Anne-Gabrielle Ducharme
En 2012, lorsque le propriétaire de la station de ski du Mont-Orignal a annoncé sa fermeture imminente, c’est toute la population du Lac Etchemin qui fut alarmée. La montagne est un effet un joyau économique pour la région. Retour sur une opération de sauvetage à saveur de coopérative.
« Un mouvement de mobilisation s’est aussitôt mis en place. C’est un endroit très prisé », raconte l’actuel directeur général, Marc Lacroix. Ce dernier était à l’époque chef de patrouille, et joua un rôle de leader au moment de rassembler les fonds requis au secours de l’entreprise.
Éviter le pire
« Il fallait éviter la catastrophe », soutient Lacroix. Cette catastrophe, c’était notamment assister à la perte de soixante-dix emplois et à une dévalorisation considérable des propriétés des alentours. Pour ce faire, la conversion en une coopérative de solidarité a prévalu. Skieurs épris de la montagne, propriétaires de chalets et employés ont acheté des parts, sans compter la participation de Desjardins et de la municipalité. Le tout, pour un total de 62 contributeurs.
Précisons que ces membres de soutien reçoivent comme seul avantage le droit de vote aux assemblées générales annuelles, où sont discutées les grandes orientations de la gestion de la station. « Aucun rabais ni ristourne ne sont octroyés aux contributeurs. Ils ont agi dans le but de sauver un lieu cher à la collectivité », illustre la responsable de la gestion administrative, Krystel Audet.
La coop s’impose
Tout comme pour l’ensemble du secteur de la villégiature, la viabilité d’un centre de ski dépend en grande partie de facteurs hors du contrôle de ses gestionnaires. Pensons notamment aux conditions météorologiques et au contexte économique global. C’est d’ailleurs ce qui a refroidi les investisseurs privés à faire l’acquisition du Mont-Orignal : « Ce serait impossible de fonctionner sous un autre mode de gestion. C’est beaucoup trop cher et difficile à exploiter pour le privé », résume Kristel Audet.
Le modèle coopératif semble avoir eu une incidence positive, d’une part sur les emplois de la région, et d’autre part, sur la culture organisationnelle de l’entreprise : « Un grand changement s’est articulé avec le passage au mode coop », explique Audet. Le but demeure de faire des profits, mais afin d’investir ces derniers dans la station. Cela a nécessairement une influence sur les employés », poursuit-elle. « C’est tous pour un ici », rajoute son directeur.

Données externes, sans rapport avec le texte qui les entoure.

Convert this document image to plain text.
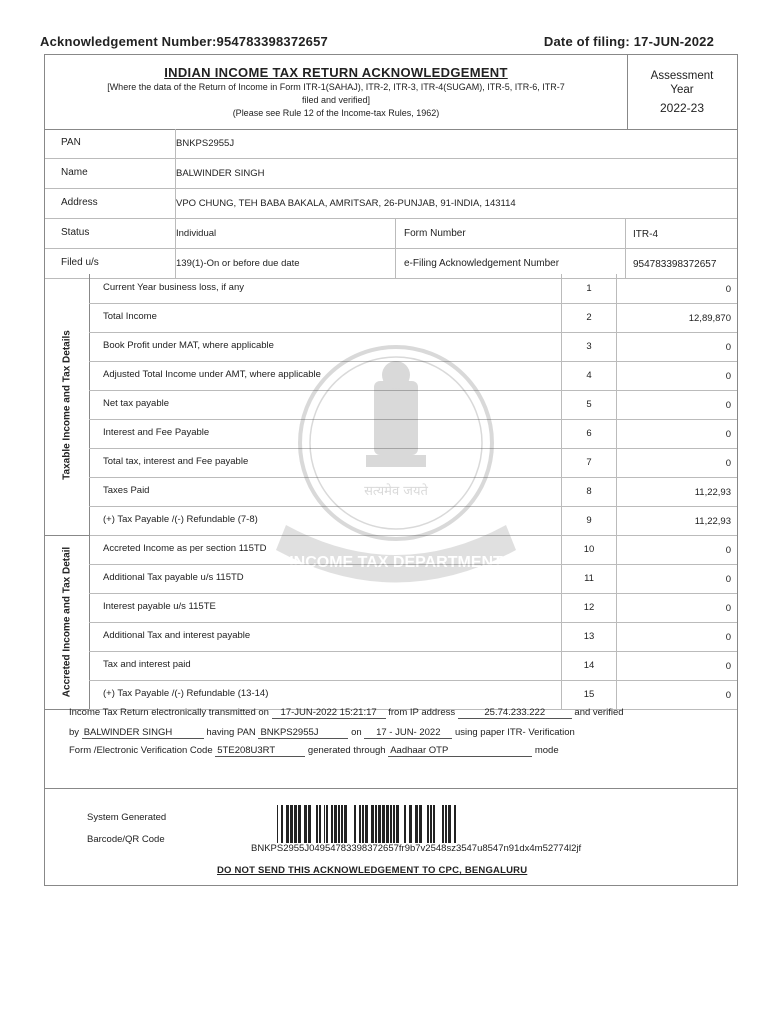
Acknowledgement Number:954783398372657	Date of filing: 17-JUN-2022
INDIAN INCOME TAX RETURN ACKNOWLEDGEMENT
[Where the data of the Return of Income in Form ITR-1(SAHAJ), ITR-2, ITR-3, ITR-4(SUGAM), ITR-5, ITR-6, ITR-7
filed and verified]
(Please see Rule 12 of the Income-tax Rules, 1962)
Assessment
Year
2022-23
PAN	BNKPS2955J
Name	BALWINDER SINGH
Address	VPO CHUNG, TEH BABA BAKALA, AMRITSAR, 26-PUNJAB, 91-INDIA, 143114
Status	Individual	Form Number	ITR-4
Filed u/s	139(1)-On or before due date	e-Filing Acknowledgement Number	954783398372657
Taxable Income and Tax Details
Current Year business loss, if any	1	0
Total Income	2	12,89,870
Book Profit under MAT, where applicable	3	0
Adjusted Total Income under AMT, where applicable	4	0
Net tax payable	5	0
Interest and Fee Payable	6	0
Total tax, interest and Fee payable	7	0
Taxes Paid	8	11,22,93
(+) Tax Payable /(-) Refundable (7-8)	9	11,22,93
Accreted Income and Tax Detail	Accreted Income as per section 115TD	10	0
Additional Tax payable u/s 115TD	11	0
Interest payable u/s 115TE	12	0
Additional Tax and interest payable	13	0
Tax and interest paid	14	0
(+) Tax Payable /(-) Refundable (13-14)	15	0
Income Tax Return electronically transmitted on 17-JUN-2022 15:21:17 from IP address	25.74.233.222	and verified
by BALWINDER SINGH	having PAN BNKPS2955J	on 17 - JUN- 2022 using paper ITR- Verification
Form /Electronic Verification Code 5TE208U3RT	generated through Aadhaar OTP	mode
System Generated
Barcode/QR Code
BNKPS2955J04954783398372657fr9b7v2548sz3547u8547n91dx4m52774l2jf
DO NOT SEND THIS ACKNOWLEDGEMENT TO CPC, BENGALURU
सत्यमेव जयते
INCOME TAX DEPARTMENT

Le sauvetage du Mont-Orignal: un modèle à promouvoir
Pour l’agente du bureau de Montréal-Laval de la Coopérative de développement régional du Québec, Nada Elkouzi, ce type de récupération par des employés est un modèle trop peu connu. « Une telle reprise permet d’assurer une relève par des individus déjà impliqués dans l’institution », élabore-t-elle. Dans le cas du Mont-Orignal, ce sont en effet des employés, bénévoles et usagers de la station qui ont mis la main à la pâte.
La conversion en une coopérative de solidarité a prévalu
« C’est beaucoup trop cher et difficile à exploiter pour le privé »
« Ce type de récupération par des employés est un modèle trop peu connu »
Or, l’agente fait part d’une précision importante : « c’est un modèle très intéressant lorsqu’il s’agit d’assurer une relève. Par contre, si c’est pour sauver une compagnie sur le bord de la faillite, on ne risque pas d’obtenir les résultats escomptés », avance-t-elle. En effet, la perte de viabilité financière repose le plus souvent sur des facteurs relatifs à un secteur d’activité. « Le modèle coop ne peut alors pas changer grand-chose », conclu-t-elle.
Le Mont-Orignal est ainsi un bon exemple où le modèle coop a assuré la pérennité d’une entreprise souffrant certes d’un manque de repreneurs, mais pas d’appuis.